Le salon du livre a été pour moi l’occasion d’aller saluer certains petits éditeurs qui me tiennent à cœur (ainsi, Les Doigts dans la Prose, dont je critiquerai dans quelques jours le dernier opus) ou de découvrir les collections d’autres éditeurs.

En amatrice de littérature de voyage, j’apprécie le travail des éditions Transboréal, qui ont offert à la belle revue Chemins d’Etoiles un écrin et publient des Indiana Jones modernes à la plume bien trempée. J’étais curieuse de découvrir leur collection « petite philosophie du voyage », qui propose, sous une couverture élégante délicatement embossée, à des auteurs de quitter le rythme du récit pour mieux proposer une réflexion subjective sur certains aspects de leur pratique du voyage.

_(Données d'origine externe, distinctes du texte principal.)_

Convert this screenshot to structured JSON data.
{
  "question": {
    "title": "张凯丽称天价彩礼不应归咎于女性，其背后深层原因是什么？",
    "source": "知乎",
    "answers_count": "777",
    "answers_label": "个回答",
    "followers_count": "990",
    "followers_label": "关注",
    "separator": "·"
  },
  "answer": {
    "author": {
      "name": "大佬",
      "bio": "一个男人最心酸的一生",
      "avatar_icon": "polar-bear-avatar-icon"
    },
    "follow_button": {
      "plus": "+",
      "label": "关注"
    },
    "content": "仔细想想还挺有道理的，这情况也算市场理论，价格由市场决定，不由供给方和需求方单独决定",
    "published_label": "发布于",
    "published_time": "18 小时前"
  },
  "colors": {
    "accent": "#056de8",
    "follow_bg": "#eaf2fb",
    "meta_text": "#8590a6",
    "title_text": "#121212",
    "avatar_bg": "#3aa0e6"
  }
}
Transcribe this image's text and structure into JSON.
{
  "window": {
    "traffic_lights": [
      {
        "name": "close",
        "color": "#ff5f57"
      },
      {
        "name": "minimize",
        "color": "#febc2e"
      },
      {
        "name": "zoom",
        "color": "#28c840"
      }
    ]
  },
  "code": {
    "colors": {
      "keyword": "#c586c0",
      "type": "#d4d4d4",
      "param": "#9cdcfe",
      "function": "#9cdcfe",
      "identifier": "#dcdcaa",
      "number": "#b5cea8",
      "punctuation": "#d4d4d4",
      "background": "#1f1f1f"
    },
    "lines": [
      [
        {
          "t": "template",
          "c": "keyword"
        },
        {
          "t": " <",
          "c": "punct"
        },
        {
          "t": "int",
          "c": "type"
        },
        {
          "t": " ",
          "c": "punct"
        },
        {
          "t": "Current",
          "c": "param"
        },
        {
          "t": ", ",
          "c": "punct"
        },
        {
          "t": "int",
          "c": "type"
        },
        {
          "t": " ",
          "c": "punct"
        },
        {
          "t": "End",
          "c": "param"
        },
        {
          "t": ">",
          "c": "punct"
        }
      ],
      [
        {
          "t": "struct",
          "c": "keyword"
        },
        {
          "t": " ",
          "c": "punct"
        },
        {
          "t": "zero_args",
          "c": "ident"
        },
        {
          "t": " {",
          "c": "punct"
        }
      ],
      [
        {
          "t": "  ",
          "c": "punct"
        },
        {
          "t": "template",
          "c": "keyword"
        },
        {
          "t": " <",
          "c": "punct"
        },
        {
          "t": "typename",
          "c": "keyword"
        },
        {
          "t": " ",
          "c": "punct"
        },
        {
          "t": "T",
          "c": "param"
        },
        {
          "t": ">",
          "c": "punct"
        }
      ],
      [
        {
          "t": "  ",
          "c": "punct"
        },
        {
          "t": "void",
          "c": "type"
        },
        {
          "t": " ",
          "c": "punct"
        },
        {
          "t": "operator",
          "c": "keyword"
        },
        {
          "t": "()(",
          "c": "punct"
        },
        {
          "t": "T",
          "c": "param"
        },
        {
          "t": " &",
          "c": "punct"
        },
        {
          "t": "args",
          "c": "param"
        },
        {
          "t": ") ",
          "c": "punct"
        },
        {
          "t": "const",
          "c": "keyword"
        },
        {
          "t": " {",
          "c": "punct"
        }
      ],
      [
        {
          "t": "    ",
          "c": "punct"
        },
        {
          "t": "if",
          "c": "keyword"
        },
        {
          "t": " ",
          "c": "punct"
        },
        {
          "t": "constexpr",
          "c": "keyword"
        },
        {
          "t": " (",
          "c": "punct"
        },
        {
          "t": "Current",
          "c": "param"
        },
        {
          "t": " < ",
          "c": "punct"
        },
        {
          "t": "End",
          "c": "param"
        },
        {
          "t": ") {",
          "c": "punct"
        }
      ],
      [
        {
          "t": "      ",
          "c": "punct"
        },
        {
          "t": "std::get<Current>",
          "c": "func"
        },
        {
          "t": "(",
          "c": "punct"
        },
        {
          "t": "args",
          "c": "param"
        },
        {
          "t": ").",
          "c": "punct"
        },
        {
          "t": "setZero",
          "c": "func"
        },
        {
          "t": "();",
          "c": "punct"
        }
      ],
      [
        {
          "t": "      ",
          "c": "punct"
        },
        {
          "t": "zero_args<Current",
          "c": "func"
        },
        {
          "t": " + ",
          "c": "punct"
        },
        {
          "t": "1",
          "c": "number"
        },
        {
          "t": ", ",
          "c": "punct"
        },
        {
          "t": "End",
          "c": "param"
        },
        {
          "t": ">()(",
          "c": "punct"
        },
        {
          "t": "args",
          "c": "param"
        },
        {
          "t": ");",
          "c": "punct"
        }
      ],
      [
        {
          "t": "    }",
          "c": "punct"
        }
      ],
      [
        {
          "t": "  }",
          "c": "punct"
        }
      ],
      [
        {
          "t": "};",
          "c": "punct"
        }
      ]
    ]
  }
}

J’ai emporté avec moi deux volumes :

Le temps du voyage de Patrick Manoukian : cette « petite causerie sur la nonchalance et les vertus de l’étape » déroule une vision du voyage qui m’est proche, celle du voyage comme « infusion » – et non comme entreprise de dévoration des kilomètres. Patrick Manoukian conte, d’anecdotes en anecdotes,  la vertu des rencontres, le temps d’imprégnation et de cristallisation qu’est l’étape goûtée (et non imposée), la joie de s’asseoir côte à côte, et non face à face, pour partager en toute complicité, sans la barrière d’un visage à décrypter… Cette vision, à la fois humble et humaine, du voyage comme passage qui s’étire, comme déambulation se laissant surprendre, est portée par une plume élégante qui roule à plaisir les mots – comme l’auteur roule à plaisir vers les destinations dont le nom lui chante aux oreilles. Un beau plaidoyer pour le voyage et contre le touriste qui (se) « fait » des destinations plutôt que de les goûter… !

Petit extrait, pour vous convaincre : « la beauté des paysages n’est souvent que la beauté des solitudes. Le voyage ne s’enrichit pas seulement des images, mais de la vie de ceux qui habitent ce que nous ne croyons être que des images. La solitude des paysages fait s’engouffrer l’univers en nous et souffler le vent du monde dans nos âmes. Le monde et nous. Nos solitudes et l’univers. Tel est le sens de la halte et du temps qu’elle arrête pour nous. »

La magie des grimoires: laissant les anecdotes brésiliennes, islandaises et américaines de Patrick Manoukian, j’ai plongé à la suite de Nicolas Weill-Parot dans une « petite flânerie dans le secret des bibliothèques ». Cet historien, spécialiste de la science et de la magie médiévale, nous entraîne dans un univers de grimoires, de livres perdus, de manuscrits interdits, de notes à déchiffrer. Il décrit avec humour ses difficultés à cerner un sujet universitaire, ses tribulations ésotériques au cœur de la bibliothèque vaticane, son parcours initiatique au sein d’autres salles de lectures aux réglementations mystiques (British Library, Bodleian…), ses rencontres avec d’autres chercheurs-enquêteurs aux profils romanesques et son émotion à toucher du bout du doigt l’Histoire à travers le papier. Un beau moment d’érudition et de passion, doublé d’une belle défense des Humanités, essentielle(s) en ces temps de mépris culturel.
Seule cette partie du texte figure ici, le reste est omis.